Płocka spółka może też korzystać na planowanej przez UE transformacji transportu, rozwijając infrastrukturę dla elektromobilności. Elektroauta stanowią coraz istotniejszą alternatywę dla samochodów spalinowych i wiele wskazuje na to, że do 2035 roku zastąpią część floty zasilanej benzyną czy olejem napędowym. W ubiegłym roku na świecie sprzedano 10,5 mln sztuk takich pojazdów, co oznacza wzrost w stosunku do roku 2021 aż o 55%. Według szacunków Goldman Sachs, w 2030 roku co trzecie sprzedawane na świecie auto będzie elektryczne. Już w tym momencie co piąty sprzedawany w Unii Europejskiej samochód to pojazd bateryjny (BEV) albo hybrydowy typu plug-in (PHEV). Pojazdom tym należy zapewnić odpowiednią infrastrukturę ładowania – planuje to zrobić m. in. Orlen, który do 2030 roku zamierza zbudować 10 tysięcy ładowarek w krajach Europy Środkowej.

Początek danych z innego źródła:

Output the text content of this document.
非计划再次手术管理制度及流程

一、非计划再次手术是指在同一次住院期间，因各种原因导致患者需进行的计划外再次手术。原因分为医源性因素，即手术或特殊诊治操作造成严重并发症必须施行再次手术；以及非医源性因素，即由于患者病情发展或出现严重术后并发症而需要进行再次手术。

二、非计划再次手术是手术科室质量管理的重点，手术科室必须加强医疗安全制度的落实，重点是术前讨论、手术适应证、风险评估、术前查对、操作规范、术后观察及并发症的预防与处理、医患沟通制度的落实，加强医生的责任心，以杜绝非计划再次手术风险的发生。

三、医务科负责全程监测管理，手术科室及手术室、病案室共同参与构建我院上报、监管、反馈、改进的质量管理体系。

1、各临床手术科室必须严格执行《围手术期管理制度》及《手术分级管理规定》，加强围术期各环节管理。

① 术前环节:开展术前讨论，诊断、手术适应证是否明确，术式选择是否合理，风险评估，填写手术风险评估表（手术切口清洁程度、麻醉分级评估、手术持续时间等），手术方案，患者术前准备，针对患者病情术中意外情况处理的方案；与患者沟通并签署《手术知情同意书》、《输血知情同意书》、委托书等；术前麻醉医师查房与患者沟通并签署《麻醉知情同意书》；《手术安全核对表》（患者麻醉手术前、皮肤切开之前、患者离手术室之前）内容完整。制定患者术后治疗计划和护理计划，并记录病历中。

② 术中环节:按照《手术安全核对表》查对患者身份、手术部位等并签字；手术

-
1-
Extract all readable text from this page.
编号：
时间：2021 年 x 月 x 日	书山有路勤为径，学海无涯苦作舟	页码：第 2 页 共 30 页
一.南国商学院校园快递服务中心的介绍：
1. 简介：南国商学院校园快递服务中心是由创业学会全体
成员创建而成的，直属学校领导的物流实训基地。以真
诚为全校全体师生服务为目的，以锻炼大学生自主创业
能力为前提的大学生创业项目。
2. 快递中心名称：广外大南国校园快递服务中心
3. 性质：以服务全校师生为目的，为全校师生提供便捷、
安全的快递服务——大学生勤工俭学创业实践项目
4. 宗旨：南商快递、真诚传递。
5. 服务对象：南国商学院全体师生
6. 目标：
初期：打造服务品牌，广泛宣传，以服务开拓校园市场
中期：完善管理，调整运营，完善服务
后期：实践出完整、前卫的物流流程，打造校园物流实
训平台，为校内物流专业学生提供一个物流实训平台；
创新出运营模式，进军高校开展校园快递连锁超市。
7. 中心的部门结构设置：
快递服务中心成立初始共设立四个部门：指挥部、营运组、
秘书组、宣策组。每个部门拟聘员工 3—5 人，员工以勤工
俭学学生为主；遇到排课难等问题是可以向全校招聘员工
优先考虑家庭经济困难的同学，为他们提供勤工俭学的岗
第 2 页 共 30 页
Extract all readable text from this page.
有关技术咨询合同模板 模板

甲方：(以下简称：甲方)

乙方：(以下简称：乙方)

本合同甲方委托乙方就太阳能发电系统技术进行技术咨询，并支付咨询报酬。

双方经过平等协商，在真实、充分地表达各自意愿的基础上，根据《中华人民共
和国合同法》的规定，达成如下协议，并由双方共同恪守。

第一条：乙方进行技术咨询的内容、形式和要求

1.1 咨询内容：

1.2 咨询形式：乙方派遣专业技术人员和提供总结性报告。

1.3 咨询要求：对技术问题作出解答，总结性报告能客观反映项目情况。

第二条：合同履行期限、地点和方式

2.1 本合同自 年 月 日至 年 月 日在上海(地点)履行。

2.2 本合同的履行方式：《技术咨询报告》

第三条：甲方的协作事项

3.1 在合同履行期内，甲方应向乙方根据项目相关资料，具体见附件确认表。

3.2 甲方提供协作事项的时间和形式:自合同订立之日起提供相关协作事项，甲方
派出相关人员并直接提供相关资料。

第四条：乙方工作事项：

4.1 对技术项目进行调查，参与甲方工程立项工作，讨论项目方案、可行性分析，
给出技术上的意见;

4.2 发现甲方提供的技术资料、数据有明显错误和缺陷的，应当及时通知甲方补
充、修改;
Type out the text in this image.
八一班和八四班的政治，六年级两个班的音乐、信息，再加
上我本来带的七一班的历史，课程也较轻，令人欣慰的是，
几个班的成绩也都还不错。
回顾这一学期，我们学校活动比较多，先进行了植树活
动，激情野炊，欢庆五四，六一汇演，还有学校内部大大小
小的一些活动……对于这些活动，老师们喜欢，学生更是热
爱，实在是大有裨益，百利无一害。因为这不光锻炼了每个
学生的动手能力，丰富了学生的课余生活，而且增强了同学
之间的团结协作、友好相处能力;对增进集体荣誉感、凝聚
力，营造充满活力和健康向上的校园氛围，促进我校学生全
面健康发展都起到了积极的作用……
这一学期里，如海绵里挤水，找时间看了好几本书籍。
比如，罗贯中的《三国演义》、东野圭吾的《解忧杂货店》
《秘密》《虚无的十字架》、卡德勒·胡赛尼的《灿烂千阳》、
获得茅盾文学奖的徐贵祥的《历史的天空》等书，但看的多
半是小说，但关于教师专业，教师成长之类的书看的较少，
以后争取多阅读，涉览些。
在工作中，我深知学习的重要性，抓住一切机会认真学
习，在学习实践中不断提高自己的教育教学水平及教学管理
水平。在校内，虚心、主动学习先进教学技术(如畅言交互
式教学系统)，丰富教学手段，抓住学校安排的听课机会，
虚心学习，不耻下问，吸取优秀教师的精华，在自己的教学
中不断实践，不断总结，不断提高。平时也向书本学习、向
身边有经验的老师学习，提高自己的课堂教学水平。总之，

Inną istotną szansą związaną z elektromobilnością, przed którą stoi Polską, jest produkcja baterii do pojazdów elektrycznych. Już teraz nad Wisłą działa kilka zakładów produkujących takie urządzenia. Są to: LG Solutions, Northvolt, Umicore, SK Innovation, Capchem, Guotai Huarong, BMZ czy Mercedes-Benz Manufacturing Poland. Według szacunków Polskiego Stowarzyszenia Paliw Alternatywnych, akumulatory litowo-jonowe stanowią 2,4% wartości polskiego eksportu za rok 2022, a wartość polskiego sektora bateryjnego sięga ponad 38 mld złotych. Według szacunków, już w 2027 roku Polska stanie się 6. największym producentem baterii na świecie. Warto też zwrócić uwagę na planowaną fabrykę polskich samochodów elektrycznych Izera – projekt ten ma już platformę kupioną od spółki Geely, z kolei projektowaniem poszczególnych modeli ma zająć się słynne włoskie studio Pininfarina.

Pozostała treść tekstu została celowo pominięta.